I went out last Friday night to catch up with friends for drinks and dinner. That's a pretty normal event in my life, but last Friday there were a couple of things that made it a little different.
We started at Collins Quarter, which once upon a time used to be Doc Martins. One way or another there's been a bar there for 15 years or more. It's a great venue, a front bar that opens out into a broad courtyard serviced by the back bar and a cosy area upstairs from it. Back in the day when it was Docs tradition was every Friday night they would barbecue sausages in the courtyard for patrons to eat in slices of fresh bread. It was one of my regular haunts at one stage - when I worked at Vic Super and Shell - and I had many a hot snag on a sultry and decadent Friday night.
I was a younger man then, though, I guess, haven't really changed that much since - maybe I'm a little less wild. I've been to both incarnations of the bar many times over the years and remembering that standing there on Friday night it suddenly struck me that was the venue I'd 'picked up' more successfully than any other. That was definitive, but thinking back it seemed pretty likely.
Back in the day I recall many a depraved evening shared with similar minded people. You're young and pretty, you have booze in your system, lust in your heart and the sky seems a pretty inadequate limit. I had forgotten most of it, but much came back: pashing with girls I knew, or girls I didn't. Ardent, innuendo laden flirtation that flared often into insistent passion. Man, I felt awfully nostalgic remembering. I reckon I picked maybe 6-8 girls from there over the years and took them home.
We went to dinner afterwards. We went to another similarly full of nostalgic memory for me: Lucattini's.
I must have first gone to Lucattini's 25 years ago. It would have been with dad and his wife, a favourite restaurant of theirs. I remember a waiter and a short, round waiter, both Italian, both a lot of fun. Over the years I've been back many times, but often with a big break in between.
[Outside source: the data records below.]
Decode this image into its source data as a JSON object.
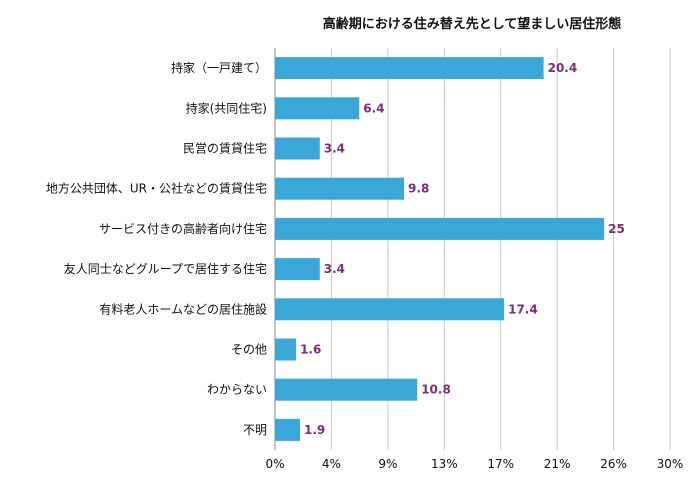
{
  "chart_data": {
    "type": "bar",
    "orientation": "horizontal",
    "title": "高齢期における住み替え先として望ましい居住形態",
    "categories": [
      "持家（一戸建て）",
      "持家(共同住宅)",
      "民営の賃貸住宅",
      "地方公共団体、UR・公社などの賃貸住宅",
      "サービス付きの高齢者向け住宅",
      "友人同士などグループで居住する住宅",
      "有料老人ホームなどの居住施設",
      "その他",
      "わからない",
      "不明"
    ],
    "values": [
      20.4,
      6.4,
      3.4,
      9.8,
      25,
      3.4,
      17.4,
      1.6,
      10.8,
      1.9
    ],
    "value_labels": [
      "20.4",
      "6.4",
      "3.4",
      "9.8",
      "25",
      "3.4",
      "17.4",
      "1.6",
      "10.8",
      "1.9"
    ],
    "xlim": [
      0,
      30
    ],
    "x_tick_labels": [
      "0%",
      "4%",
      "9%",
      "13%",
      "17%",
      "21%",
      "26%",
      "30%"
    ],
    "grid": true,
    "legend": "none",
    "bar_color": "#3aa7d9",
    "value_label_color": "#7a2e7a"
  }
}
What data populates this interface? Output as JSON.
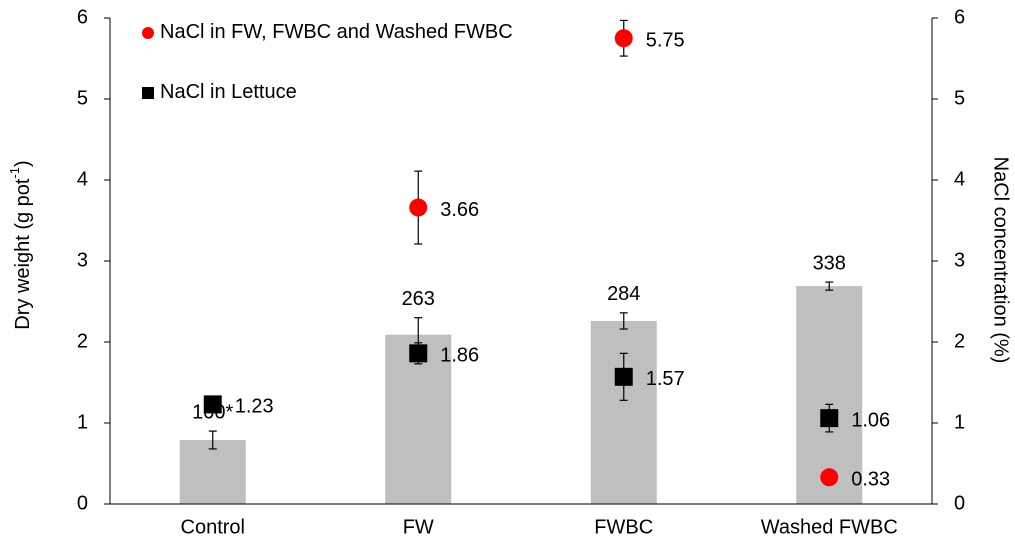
{
  "chart_data": {
    "type": "bar",
    "categories": [
      "Control",
      "FW",
      "FWBC",
      "Washed FWBC"
    ],
    "values": [
      0.79,
      2.09,
      2.26,
      2.69
    ],
    "errors": [
      0.11,
      0.21,
      0.1,
      0.05
    ],
    "color": "#bfbfbf",
    "bar_labels": [
      "100*",
      "263",
      "284",
      "338"
    ],
    "y_label_parts": [
      "Dry weight (g pot",
      "-1",
      ")"
    ],
    "y2_label": "NaCl concentration (%)",
    "ylim": [
      0,
      6
    ],
    "yticks": [
      0,
      1,
      2,
      3,
      4,
      5,
      6
    ],
    "y2lim": [
      0,
      6
    ],
    "y2ticks": [
      0,
      1,
      2,
      3,
      4,
      5,
      6
    ],
    "legend": "top-left",
    "series": [
      {
        "name": "NaCl in FW, FWBC and Washed FWBC",
        "marker": "circle",
        "color": "#ff0000",
        "axis": "y2",
        "values": [
          null,
          3.66,
          5.75,
          0.33
        ],
        "errors": [
          null,
          0.45,
          0.22,
          null
        ]
      },
      {
        "name": "NaCl in Lettuce",
        "marker": "square",
        "color": "#000000",
        "axis": "y2",
        "values": [
          1.23,
          1.86,
          1.57,
          1.06
        ],
        "errors": [
          null,
          0.13,
          0.29,
          0.17
        ]
      }
    ]
  }
}
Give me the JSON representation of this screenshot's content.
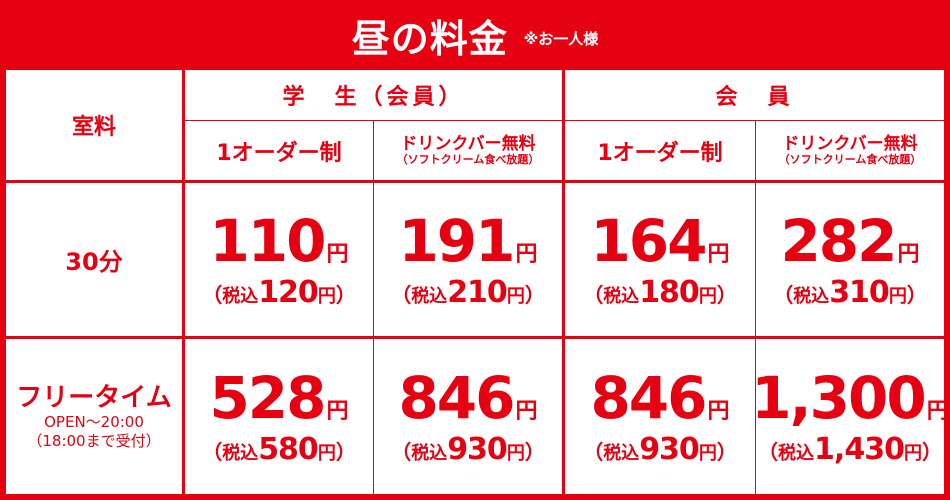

At some point the fat waiter disappeared; now the tall waiter has similarly gone: 25 years is a long time.
The restaurant is at the end of a small laneway off Little Bourke street. It's unpretentious, but comfortable. The food is fine without being exceptional. In truth it's not as good as it used to be, but it remains one of those Italian family restaurants that engender loyalty and fond memories in its patrons.
The meal we had was fine. At the end of it Cheeseboy and I both asked for the Zabaglione. It's not on the memory, but I've always had it there, and we two once had a splendid night there topped off by the delicious dessert.
Of course said the waiter, and soon we were both eating from parfait glasses the warm, liquid, Marsala laden custard. We went to pay and he waved us off - it wasn't on the menu after all - but we tipped him $20 nonetheless. Worth every cent.